Exclusions and thresholds Rules for coal, oil, gas, weapons, tobacco or other excluded activities, plus revenue thresholds. A fossil-free or ethical claim depends on the definition, not only the phrase.
Stewardship record Voting, engagement, escalation, resolutions and outcomes. Many pension funds rely on ownership influence rather than simple divestment.
Climate report Governance, strategy, risk management, metrics and targets, often aligned with the Task Force on Climate-related Financial Disclosures (TCFD). Climate reporting can show how the scheme manages risk, but it does not make a fund suitable for every saver.
Alternative fund list Ethical, climate-aware, lower-carbon, fossil-free or impact options, with fees and risk ratings. Choice matters only when the alternative is understandable, available and consistent with the saver's broader retirement needs.

Where FCA labels help, and where they do not

The Financial Conduct Authority (FCA) says its sustainable investment labels are designed to help consumers recognise funds with different sustainability goals. The four labels are Sustainability Focus, Sustainability Improvers, Sustainability Impact and Sustainability Mixed Goals. The same FCA consumer guidance also says some funds may make sustainability claims without a label, and that some products are outside the scope of the rules, including pension funds.

That makes pension checks more practical than label-led. If a pension fund or platform uses sustainability language, ask what fund is in scope, what document backs the claim and whether the claim is about an in-scope investment fund, a pension wrapper, a provider policy or a wider scheme approach. The FCA SDR guide explains the labels. The greenwashing guide explains what to check when the label is absent or unclear.

Default fund, self-select fund or transfer?

The default fund is the starting point for many savers. It may be designed for broad diversification, cost control and age-based risk changes rather than a strong climate objective. If the default fund has weak sustainability evidence, the next question is whether the provider offers a self-select option that is clearer, cheaper or better documented.

A transfer is a much bigger step than choosing a different fund inside the same provider. MoneyHelper warns savers to check pension type, lost benefits, exit charges, guarantees and other features before transferring a defined contribution pension. That is why the sustainable pension transfer checklist treats sustainability as one part of a wider pensions decision.

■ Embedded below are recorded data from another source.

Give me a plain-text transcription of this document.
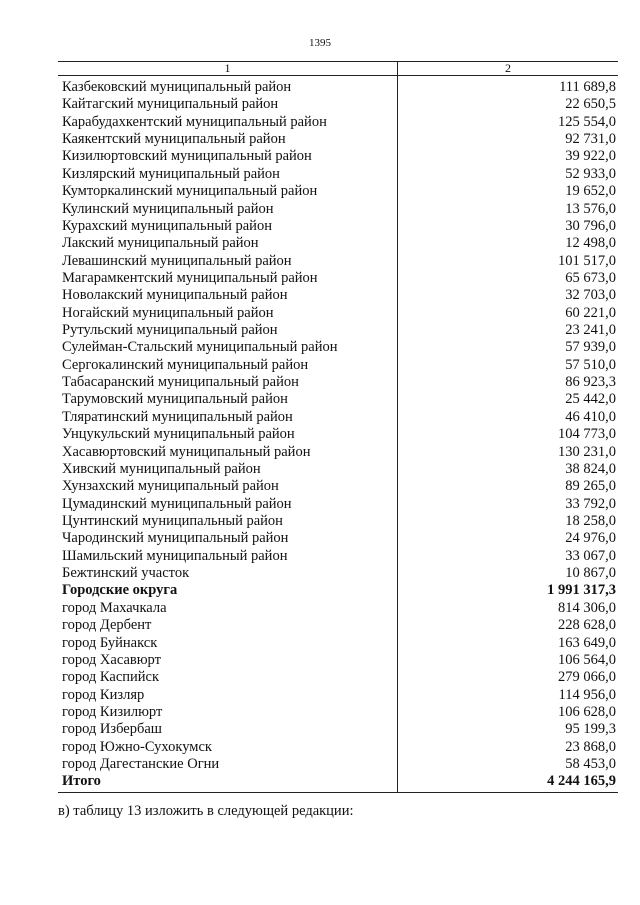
1395
1	2
Казбековский муниципальный район	111 689,8
Кайтагский муниципальный район	22 650,5
Карабудахкентский муниципальный район	125 554,0
Каякентский муниципальный район	92 731,0
Кизилюртовский муниципальный район	39 922,0
Кизлярский муниципальный район	52 933,0
Кумторкалинский муниципальный район	19 652,0
Кулинский муниципальный район	13 576,0
Курахский муниципальный район	30 796,0
Лакский муниципальный район	12 498,0
Левашинский муниципальный район	101 517,0
Магарамкентский муниципальный район	65 673,0
Новолакский муниципальный район	32 703,0
Ногайский муниципальный район	60 221,0
Рутульский муниципальный район	23 241,0
Сулейман-Стальский муниципальный район	57 939,0
Сергокалинский муниципальный район	57 510,0
Табасаранский муниципальный район	86 923,3
Тарумовский муниципальный район	25 442,0
Тляратинский муниципальный район	46 410,0
Унцукульский муниципальный район	104 773,0
Хасавюртовский муниципальный район	130 231,0
Хивский муниципальный район	38 824,0
Хунзахский муниципальный район	89 265,0
Цумадинский муниципальный район	33 792,0
Цунтинский муниципальный район	18 258,0
Чародинский муниципальный район	24 976,0
Шамильский муниципальный район	33 067,0
Бежтинский участок	10 867,0
Городские округа	1 991 317,3
город Махачкала	814 306,0
город Дербент	228 628,0
город Буйнакск	163 649,0
город Хасавюрт	106 564,0
город Каспийск	279 066,0
город Кизляр	114 956,0
город Кизилюрт	106 628,0
город Избербаш	95 199,3
город Южно-Сухокумск	23 868,0
город Дагестанские Огни	58 453,0
Итого	4 244 165,9
в) таблицу 13 изложить в следующей редакции:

Where the Pension Climate Snapshot fits

The green pension funds guide includes The Carbon Workbench Pension Climate Snapshot. The tool is designed to make pension climate exposure easier to discuss by turning pension size, contributions, fund profile and asset mix into an educational financed-emissions style estimate.

The important point is not the exact number. The important point is the follow-up workflow: what fund is being held, what it owns, what the provider reports, what alternatives exist, what they cost and what would change if the saver took action.

Sources and checks

Bottom line

A green pension question is not just which fund sounds responsible. It is whether the saver can see the holdings, costs, stewardship record, climate reporting, alternatives and consequences of changing course. Evidence first, then comparison.

Data checked

Data checked 25 June 2026 against FCA sustainable-investment label and anti-greenwashing guidance, GOV.UK pension climate-risk guidance and MoneyHelper pension transfer guidance. Pension fund options, fees, labels, stewardship reports and climate disclosures can change, so check current provider documents before relying on any claim.

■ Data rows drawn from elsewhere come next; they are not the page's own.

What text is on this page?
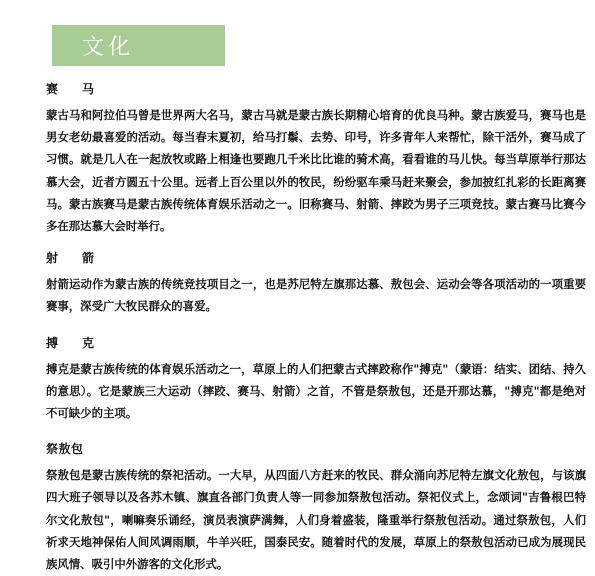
文化
赛　马

蒙古马和阿拉伯马曾是世界两大名马，蒙古马就是蒙古族长期精心培育的优良马种。蒙古族爱马，赛马也是男女老幼最喜爱的活动。每当春末夏初，给马打鬃、去势、印号，许多青年人来帮忙，除干活外，赛马成了习惯。就是几人在一起放牧或路上相逢也要跑几千米比比谁的骑术高，看看谁的马儿快。每当草原举行那达慕大会，近者方圆五十公里。远者上百公里以外的牧民，纷纷驱车乘马赶来聚会，参加披红扎彩的长距离赛马。蒙古族赛马是蒙古族传统体育娱乐活动之一。旧称赛马、射箭、摔跤为男子三项竞技。蒙古赛马比赛今多在那达慕大会时举行。

射　箭

射箭运动作为蒙古族的传统竞技项目之一，也是苏尼特左旗那达慕、敖包会、运动会等各项活动的一项重要赛事，深受广大牧民群众的喜爱。

搏　克

搏克是蒙古族传统的体育娱乐活动之一，草原上的人们把蒙古式摔跤称作"搏克"（蒙语：结实、团结、持久的意思）。它是蒙族三大运动（摔跤、赛马、射箭）之首，不管是祭敖包，还是开那达慕，"搏克"都是绝对不可缺少的主项。

祭敖包

祭敖包是蒙古族传统的祭祀活动。一大早，从四面八方赶来的牧民、群众涌向苏尼特左旗文化敖包，与该旗四大班子领导以及各苏木镇、旗直各部门负责人等一同参加祭敖包活动。祭祀仪式上，念颂词"吉鲁根巴特尔文化敖包"，喇嘛奏乐诵经，演员表演萨满舞，人们身着盛装，隆重举行祭敖包活动。通过祭敖包，人们 祈求天地神保佑人间风调雨顺，牛羊兴旺，国泰民安。随着时代的发展，草原上的祭敖包活动已成为展现民族风情、吸引中外游客的文化形式。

Financial information only

This guide is for general information only. It is not pension advice, investment advice, tax advice, a recommendation or a personal financial promotion. Pension investments can rise and fall in value, charges and tax rules can change, and provider terms vary. Check current provider documents and consider advice from a Financial Conduct Authority (FCA)-authorised adviser before making pension or investment decisions.